I've got an index that currently occupies about 1gb of space and has about 2.5 million documents. The index is stored on a solid-state drive for speed. I'm adding 2500 documents at a time and committing after each batch has been added. The index is a "live" index and needs to be kept up-to-date throughout the day and night, so minimising write speeds is very important. I'm using a merge factor of 10 and am never calling Optimize()
, rather allowing the index to optimize itself as needed based on the merge factor.
I need to commit the documents after each batch has been added because I record this fact so that if the app crashes or restarts, it can pick up where it left off.

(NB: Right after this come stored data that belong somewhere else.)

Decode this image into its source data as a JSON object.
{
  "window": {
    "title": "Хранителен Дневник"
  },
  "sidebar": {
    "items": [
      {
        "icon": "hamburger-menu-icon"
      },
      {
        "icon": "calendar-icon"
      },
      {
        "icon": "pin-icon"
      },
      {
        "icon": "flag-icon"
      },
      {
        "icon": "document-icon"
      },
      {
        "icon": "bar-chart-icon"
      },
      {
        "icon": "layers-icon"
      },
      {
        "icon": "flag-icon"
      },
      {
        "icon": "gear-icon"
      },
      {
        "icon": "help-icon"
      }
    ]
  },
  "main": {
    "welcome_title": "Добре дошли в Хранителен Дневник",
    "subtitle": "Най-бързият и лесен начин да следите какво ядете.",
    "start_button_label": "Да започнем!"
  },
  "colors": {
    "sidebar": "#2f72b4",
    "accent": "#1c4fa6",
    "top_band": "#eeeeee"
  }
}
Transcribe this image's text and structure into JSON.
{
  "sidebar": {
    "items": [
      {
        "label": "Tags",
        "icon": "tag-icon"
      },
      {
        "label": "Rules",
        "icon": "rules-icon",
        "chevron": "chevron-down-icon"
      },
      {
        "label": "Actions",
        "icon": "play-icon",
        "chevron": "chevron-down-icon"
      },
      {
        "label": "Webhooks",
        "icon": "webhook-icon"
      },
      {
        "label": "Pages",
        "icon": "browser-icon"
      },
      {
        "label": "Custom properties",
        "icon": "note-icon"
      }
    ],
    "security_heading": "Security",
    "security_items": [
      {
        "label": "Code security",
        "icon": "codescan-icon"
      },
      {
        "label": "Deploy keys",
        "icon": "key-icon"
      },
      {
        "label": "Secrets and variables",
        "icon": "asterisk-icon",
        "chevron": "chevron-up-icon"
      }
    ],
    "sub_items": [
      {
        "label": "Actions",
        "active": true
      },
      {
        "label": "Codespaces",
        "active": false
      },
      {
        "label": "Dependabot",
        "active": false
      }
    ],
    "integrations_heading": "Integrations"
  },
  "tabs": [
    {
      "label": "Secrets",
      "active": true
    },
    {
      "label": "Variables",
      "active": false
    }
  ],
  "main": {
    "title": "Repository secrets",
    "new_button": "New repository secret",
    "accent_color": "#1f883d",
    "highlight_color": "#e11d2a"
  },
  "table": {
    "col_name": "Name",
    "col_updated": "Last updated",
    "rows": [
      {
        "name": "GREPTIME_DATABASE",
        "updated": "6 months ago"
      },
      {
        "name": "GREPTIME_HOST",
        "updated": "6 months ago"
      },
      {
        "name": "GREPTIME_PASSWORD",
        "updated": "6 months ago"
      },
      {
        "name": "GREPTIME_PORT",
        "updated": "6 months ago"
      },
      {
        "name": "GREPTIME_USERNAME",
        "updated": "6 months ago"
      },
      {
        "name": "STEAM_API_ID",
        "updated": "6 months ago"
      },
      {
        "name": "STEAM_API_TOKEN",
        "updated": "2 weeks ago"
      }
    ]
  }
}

If I didn't commit, the stored state would be inconsistent with what's in the index. I'm assuming my additions, deletions and updates are lost if the writer is destroyed without committing.
Anyway, I've noticed that after an arbitrary period of time, which could be anywhere from two minutes or two hours and some variable number of previous commits, the indexer seems to stall on the IndexWriter.AddDocument(doc)
method and I can't for the life of me figure out why it's stalling or how to fix it. The block can stay in place for upwards of two hours, which seems strange for an index taking up less than 2GB in the low millions of documents and having an SSD drive to work with.
What could cause AddDocument to block? Are there any Lucene diagnostic utilities that could help me? What else could I look for to track down the problem?